KAPADIA: I mean, that footage - I've seen hundreds of hours of it. You cannot believe how much material there is like that because that became normal for her. That became normal. At a particular point in time in London, my feeling was we had to put this footage in the film to show how nasty, violent, how visceral it is. You've got a young girl - very petite young girl - surrounded by 50 guys with a lump of metal, chasing her. It's quite an abusive situation that we're looking at there. It felt really strange that the business wasn't protecting her. It felt strange that her team didn't seem to be protecting her.

NEARY: Do you, in any way, feel like the film is sort of complicit in that celebrity culture at all - that you are extending the public's fascination with Amy Winehouse and how terrible the end of her life was?

KAPADIA: It's obviously - it's a delicate balance that one has to strike. If you make a film about someone that's hounded by the press and then you make a film about them, you have to think, well, what are we trying to do here. What I hope comes out of the film is that there's a kind of a humanity of the girl that we are revealing, which I think, particularly in the U.S., people only came to know her after the success of "Back To Black." The first album never really came out. Nobody knows that young Amy - that funny, intelligent, bright-eyed, amazing - that girl never ever made it to the U.S. And so I hope by meeting that girl and by taking off the beehive, take off the makeup, take her off the pedestal and the stage - you meet someone who actually one could relate to. You just think she's a cool girl, she's funny. And then it's kind of quite shocking and sad - it's terribly sad.
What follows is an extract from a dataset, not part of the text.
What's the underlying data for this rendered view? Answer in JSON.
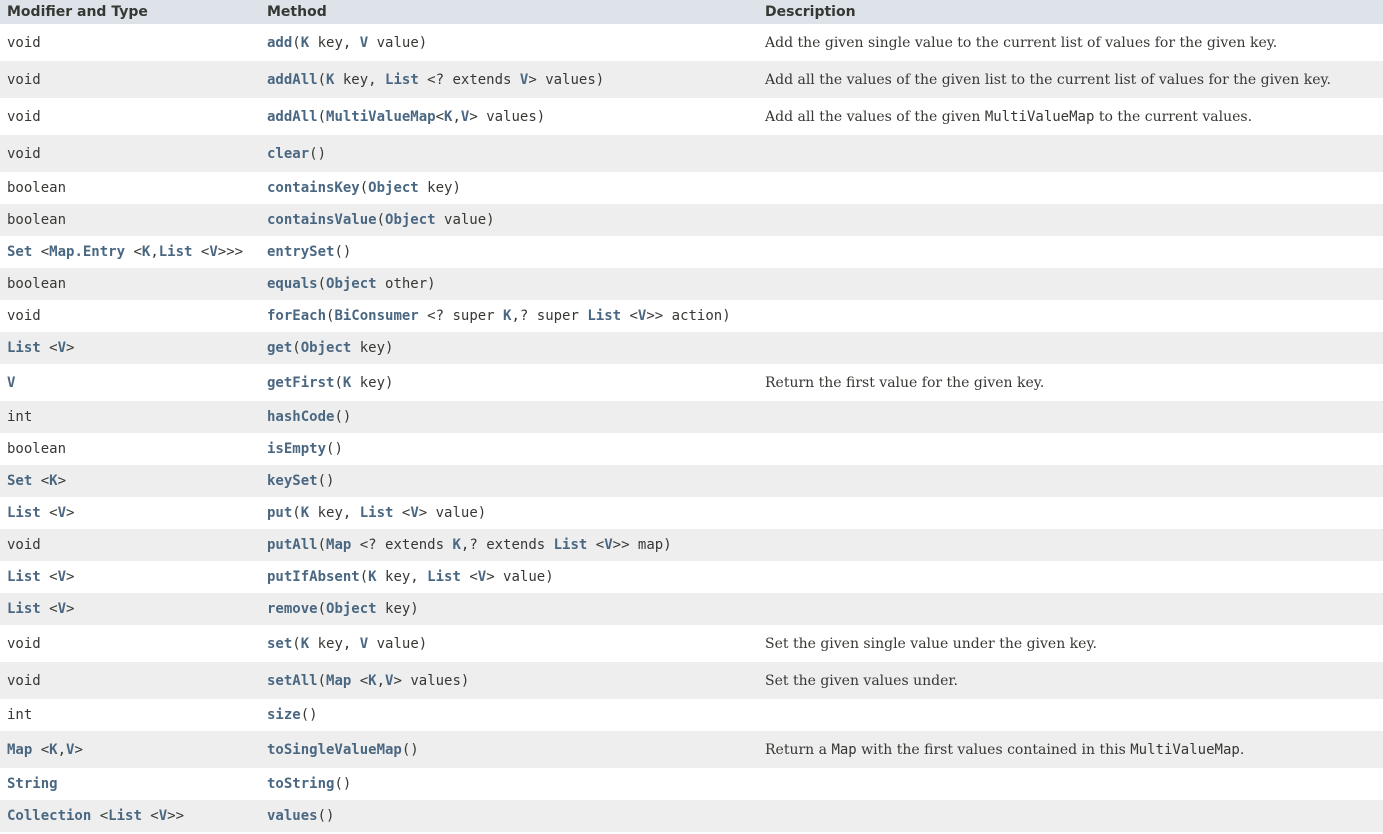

And it makes a lot of people angry when you see what happens to her later on in such a short space of time. The intention of the film isn't to exploit her again, but to somehow rebalance the image that the world has of Amy.

(SOUNDBITE OF SONG, "YOU SEND ME FLYING")

WINEHOUSE: (Singing) Lent you outsiders and my new Badu.

NEARY: Asif Kapadia is the director of the documentary "Amy." The film comes out on July 10th. Thanks so much.

KAPADIA: Thank you. Great talking to you.